Com Portugal como convidado de honra, a Feira do Livro de Guadalajara arrancou com muita pompa e circunstância, com vários discursos políticos sobre a importância do livro e da cultura, sobre o valor económico da língua portuguesa e os milhões de falantes no mundo.
Na abertura, nomeando Luís Vaz de Camões, Fernando Pessoa, António Lobo Antunes e José Saramago, o presidente da feira, Raúl Padilla López, resumia essa ligação cultural entre México e Portugal: “Obrigada por escreverem um poema connosco”.
Já nos concorridos encontros com os leitores mexicanos, no pequeno auditório do Pavilhão de Portugal, Gonçalo M. Tavares e Ricardo Araújo Pereira fizeram essa aproximação cultural optando por falar quase sempre em espanhol, num esforço de entendimento com a audiência.
“Porque é que escreve?”, perguntou um leitor a Gonçalo M. Tavares, que tem várias obras editadas no México. “Se não escrevo fico muito irritado, como se estivesse esfomeado.
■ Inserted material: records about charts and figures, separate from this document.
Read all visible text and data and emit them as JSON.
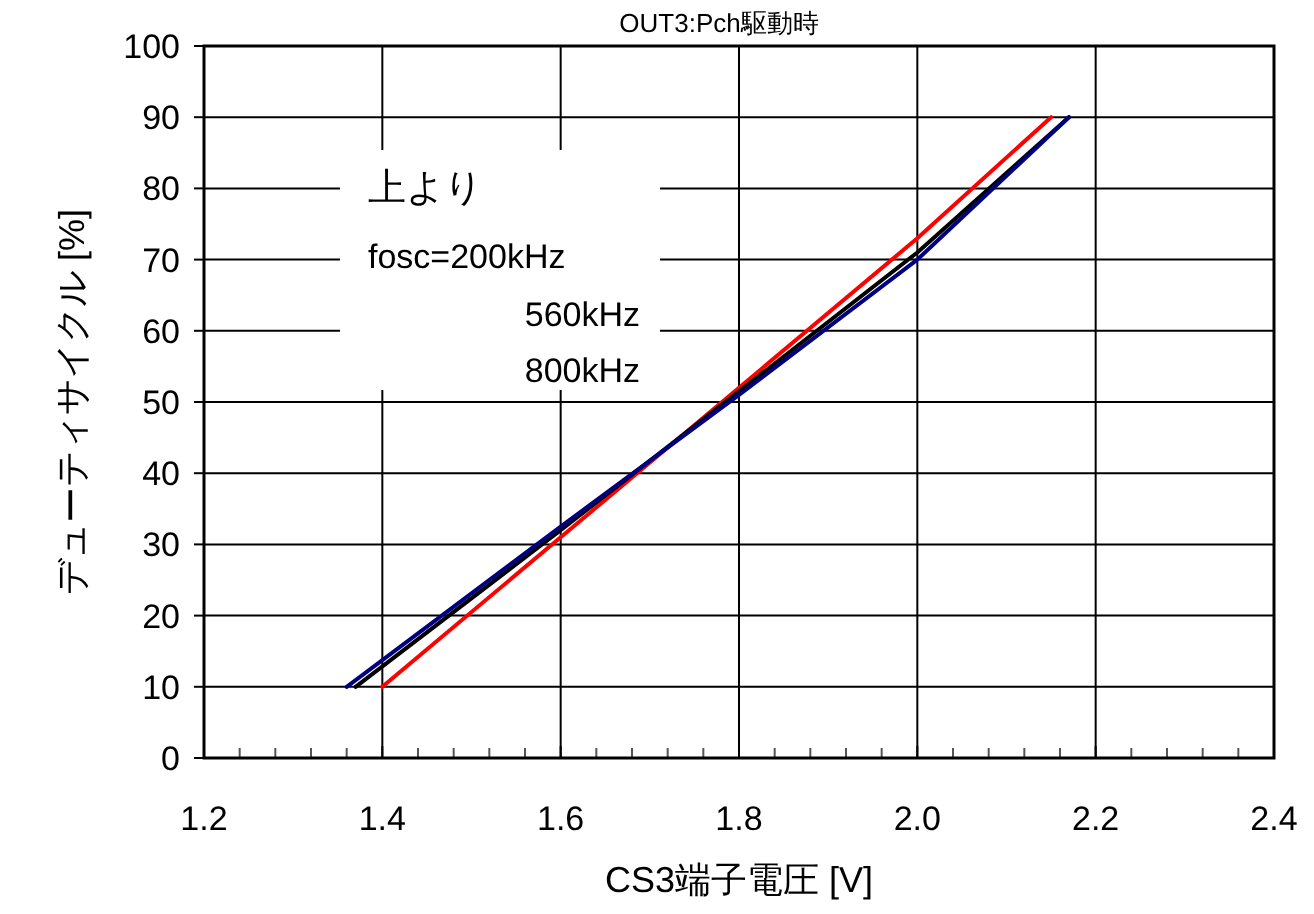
{
  "chart_data": {
    "type": "line",
    "title": "OUT3:Pch駆動時",
    "xlabel": "CS3端子電圧 [V]",
    "ylabel": "デューティサイクル [%]",
    "annotations": [
      "上より",
      "fosc=200kHz",
      "560kHz",
      "800kHz"
    ],
    "series": [
      {
        "color": "#ff0000",
        "x": [
          1.4,
          1.6,
          1.8,
          2.0,
          2.15
        ],
        "values": [
          10,
          31,
          52,
          73,
          90
        ]
      },
      {
        "color": "#000000",
        "x": [
          1.37,
          1.6,
          1.8,
          2.0,
          2.17
        ],
        "values": [
          10,
          32,
          51.5,
          71,
          90
        ]
      },
      {
        "color": "#000080",
        "x": [
          1.36,
          1.6,
          1.8,
          2.0,
          2.17
        ],
        "values": [
          10,
          32.5,
          51,
          70,
          90
        ]
      }
    ],
    "xlim": [
      1.2,
      2.4
    ],
    "xticks": [
      {
        "value": 1.2,
        "label": "1.2"
      },
      {
        "value": 1.24,
        "label": null
      },
      {
        "value": 1.28,
        "label": null
      },
      {
        "value": 1.32,
        "label": null
      },
      {
        "value": 1.36,
        "label": null
      },
      {
        "value": 1.4,
        "label": "1.4"
      },
      {
        "value": 1.44,
        "label": null
      },
      {
        "value": 1.48,
        "label": null
      },
      {
        "value": 1.52,
        "label": null
      },
      {
        "value": 1.56,
        "label": null
      },
      {
        "value": 1.6,
        "label": "1.6"
      },
      {
        "value": 1.64,
        "label": null
      },
      {
        "value": 1.68,
        "label": null
      },
      {
        "value": 1.72,
        "label": null
      },
      {
        "value": 1.76,
        "label": null
      },
      {
        "value": 1.8,
        "label": "1.8"
      },
      {
        "value": 1.84,
        "label": null
      },
      {
        "value": 1.88,
        "label": null
      },
      {
        "value": 1.92,
        "label": null
      },
      {
        "value": 1.96,
        "label": null
      },
      {
        "value": 2.0,
        "label": "2.0"
      },
      {
        "value": 2.04,
        "label": null
      },
      {
        "value": 2.08,
        "label": null
      },
      {
        "value": 2.12,
        "label": null
      },
      {
        "value": 2.16,
        "label": null
      },
      {
        "value": 2.2,
        "label": "2.2"
      },
      {
        "value": 2.24,
        "label": null
      },
      {
        "value": 2.28,
        "label": null
      },
      {
        "value": 2.32,
        "label": null
      },
      {
        "value": 2.36,
        "label": null
      },
      {
        "value": 2.4,
        "label": "2.4"
      }
    ],
    "ylim": [
      0,
      100
    ],
    "yticks": [
      0,
      10,
      20,
      30,
      40,
      50,
      60,
      70,
      80,
      90,
      100
    ],
    "grid": true,
    "marker": "none",
    "line_style": "solid"
  }
}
Escrevo para não estar só. Exijo ter quatro horas só para mim para escrever”, respondeu.
Prolífico autor, que terá várias obras a apresentar em Guadalajara, Gonçalo M. Tavares admitiu que sente alguma tranquilidade em relação à escrita, porque tem “muitos, muitos livros” que ainda não editou.
Numa outra sessão no primeiro dia da feira, e aproveitando-se do título de um romance de Nuno Bragança — “A noite e o riso” — o humorista e autor Ricardo Araújo Pereira quase foi às lágrimas para explicar a matéria pela qual é conhecido.
“O sentido de humor é uma estratégia para lidar com a dureza das coisas. Eu refugio-me cobardemente nesse truque. É para isso que serve o riso, para lidar com as coisas más”, como a morte, disse.
A 32ª. edição da Feira do Livro de Guadalajara, que apresenta um programa com centenas de atividades, contará com mais de 20 mil profissionais ligados ao setor do livro. A cobertura noticiosa é feita por cerca de três mil jornalistas.
Da programação deste primeiro dia sobressaíram ainda a poeta uruguaia Ida Vitale, de 96 anos, distinguida com o prémio máximo da feira e recebida com um entusiasmo efusivo e dois prémios Nobel da Literatura: o turco Orhan Pamuk e, numa evocação, o português José Saramago.
Num encontro com jornalistas, Orhan Pamuk — que está em Guadalajara à boleia do romance “A mulher de cabelo ruivo” — citou Juan Rulfo e Jorge Luis Borges como referências literárias e acrescentou-lhes o apreço pela obra de José Saramago, em particular pela “atmosfera europeia” do romance “O ano da morte de Ricardo Reis”.
Pamuk, que vê o processo de escrita como se fosse um jogo com dez mil níveis para ultrapassar, não se esquivou a falar dos fluxos migratórios na Europa, África e na América Latina, apelando à tolerância e ao respeito pelos migrantes, e da “espécie de democracia” que se vive na Turquia, onde “não há liberdade de expressão e onde só os jornalistas corajosos se atrevem a falar”.
Vinte anos depois de ter recebido o Nobel da Literatura, José Saramago voltou a ser falado na Feira de Guadalajara num debate com Pilar del Río, companheira e tradutora, de Marisol Schulz, diretora da feira e antiga editora de Saramago no México, e pelos escritores Sealtiel Alatriste e Hermann Bellinghausen.
O primeiro dia da feira terminou com um concerto da cantora portuguesa Ana Bacalhau, num ciclo de atuações diárias programadas por Portugal. Nos dias seguintes atuarão, entre outros, Capicua, com Sara Tavares e Eva Rap Diva, os Moonspell, Camané e os Dead Combo.